Worry Is the Future Crippling the Present

Emma has always been a worrier, her mind a constant flurry of “what-ifs” and worst-case scenarios. So when she was offered a promotion at work, her initial excitement quickly turned into anxiety.

The new role came with more responsibilities, so naturally she was consumed by thoughts of failure. She worried about not meeting deadlines, disappointing her boss, and even losing her job altogether. For the next couple of days she lost sleep and her stress levels soared.

But despite her fears, Emma forced herself to take the promotion, bracing for the impending disaster she envisioned.

Fast forward to one year later – Emma looks back and realizes that none of her fears came true. In fact, quite the opposite. She has excelled in her role, her boss is impressed with her performance, and she is getting positive feedback from her colleagues. She asks herself the question many of us have asked ourselves often in our lives… “Why was I so worried about (fill in the blank)?”

Worrying is a natural part of being human. It is our mind’s way of trying to protect us from potential dangers and failures.

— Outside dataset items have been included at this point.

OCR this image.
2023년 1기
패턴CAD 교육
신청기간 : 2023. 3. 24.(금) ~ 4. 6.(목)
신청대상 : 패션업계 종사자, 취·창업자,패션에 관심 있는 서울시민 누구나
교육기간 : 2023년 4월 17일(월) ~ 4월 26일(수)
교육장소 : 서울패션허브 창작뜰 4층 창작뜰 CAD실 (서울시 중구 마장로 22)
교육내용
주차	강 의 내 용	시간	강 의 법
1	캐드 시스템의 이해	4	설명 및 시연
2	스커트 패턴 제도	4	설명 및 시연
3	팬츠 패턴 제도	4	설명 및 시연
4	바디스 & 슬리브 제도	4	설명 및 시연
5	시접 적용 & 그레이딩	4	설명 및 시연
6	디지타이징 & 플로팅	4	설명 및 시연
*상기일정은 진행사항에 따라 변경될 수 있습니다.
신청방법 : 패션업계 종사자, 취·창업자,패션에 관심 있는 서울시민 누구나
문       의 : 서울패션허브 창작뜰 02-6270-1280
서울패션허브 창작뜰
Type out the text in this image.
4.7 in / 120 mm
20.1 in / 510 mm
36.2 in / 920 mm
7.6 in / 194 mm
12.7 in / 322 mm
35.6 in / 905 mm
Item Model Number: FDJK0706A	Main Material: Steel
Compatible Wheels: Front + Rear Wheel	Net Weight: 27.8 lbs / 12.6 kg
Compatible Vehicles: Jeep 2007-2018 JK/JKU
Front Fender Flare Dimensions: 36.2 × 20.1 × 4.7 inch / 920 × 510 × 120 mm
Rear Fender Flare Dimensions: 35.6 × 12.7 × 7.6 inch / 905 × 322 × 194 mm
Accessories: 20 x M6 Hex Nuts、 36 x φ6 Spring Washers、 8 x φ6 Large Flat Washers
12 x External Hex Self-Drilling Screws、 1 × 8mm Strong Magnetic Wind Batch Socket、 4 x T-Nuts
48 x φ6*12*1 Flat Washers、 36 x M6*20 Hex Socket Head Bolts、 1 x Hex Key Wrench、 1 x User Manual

However, as Mark Twain famously said, “I’ve had a lot of worries in my life, most of which never happened.” This quote encapsulates the essence of how worry often affects our lives. We spend time and energy fretting over things that are unlikely to occur, often at the expense of our happiness and peace of mind.

Research supports the fact that most of our worries are unfounded. Dr. Robert Leahy is a renowned psychologist and author of the popular 2006 book The Worry Cure: Seven Steps to Stop Worry from Stopping You. Through extensive research he found that 85% of the things people worry about never happen.

Moreover, of the remaining 15% that did happen, 79% of people found that they handled the situation better than they had expected, or the outcome was not as bad as they had anticipated. This means that 97% of what we worry about is either unfounded or manageable. So why do we worry so much?

Worrying stems from our need for control. Uncertainty triggers anxiety, and our minds conjure up scenarios in an attempt to prepare for any possible outcome. However, this often backfires, leading us to worry about events that are unlikely to occur. As Seneca, a famous Roman philosopher, once said, “We suffer more often in imagination than in reality.” Our imagination can be our worst enemy, creating mountains out of molehills and turning minor issues into major catastrophes.

It’s also important to note that excessive worrying can take a toll on our mental and physical health. Chronic stress from constant brooding is linked to a host of physical health problems, anxiety disorders and depression. The irony is that while we worry to avoid potential problems, the act of worrying itself can create real issues. And as Barbara Cameron says: “Worry about tomorrow only steals the joy from today.” So how can we overcome the habit of worrying?

The most common answers are exercise, yoga, meditation, deep breathing techniques, sufficient sleep, sunlight exposure, strong social connections and a healthy diet. These have all been proven to help keep the mind calm and at ease. But here are a few more you may not know:

One effective strategy is mindfulness, which involves focusing on the present moment and accepting it without judgment. By staying grounded in the here and now, we can reduce the tendency to dwell on future uncertainties. As Eckhart Tolle, a spiritual teacher, advises, “Realize deeply that the present moment is all you ever have. Make the Now the primary focus of your life.”

Another approach is to challenge our worries. When a worry arises, we can ask ourselves how likely it is to happen and what evidence we have to support this belief. Often, we will find that our fears are based on assumptions rather than facts.

Keeping a worry journal can also help. Writing down our worries and revisiting them later allows us to see how many of them actually come true. This practice can help us develop a more realistic perspective on our fears.

Lastly, and definitely one of the most powerful weapons against worry is actually just two words. Can you guess what they are? In the first sentence of this article you were introduced to Emma and her constant flurry of “what-ifs”. Moving forward, every time your mind conjures up a possible “what if” calamity, simply respond to your brain by thinking “even if” and then confirm that the outcome is something you can handle.

For instance, if you think to yourself, “What if I lose my job?”, the very next thought you should force your brain to think and accept is “Even if I lose my job, I will find another job, maybe even a better job, and it will all work out in the end.” This positive manifestation technique can really work wonders on your worried mind if you practice it routinely.

Awhile ago a friend shared a quote with me…“Regret is the past crippling the future.” As applied to worry, the way I see it is…

“Worry is the future crippling the present.”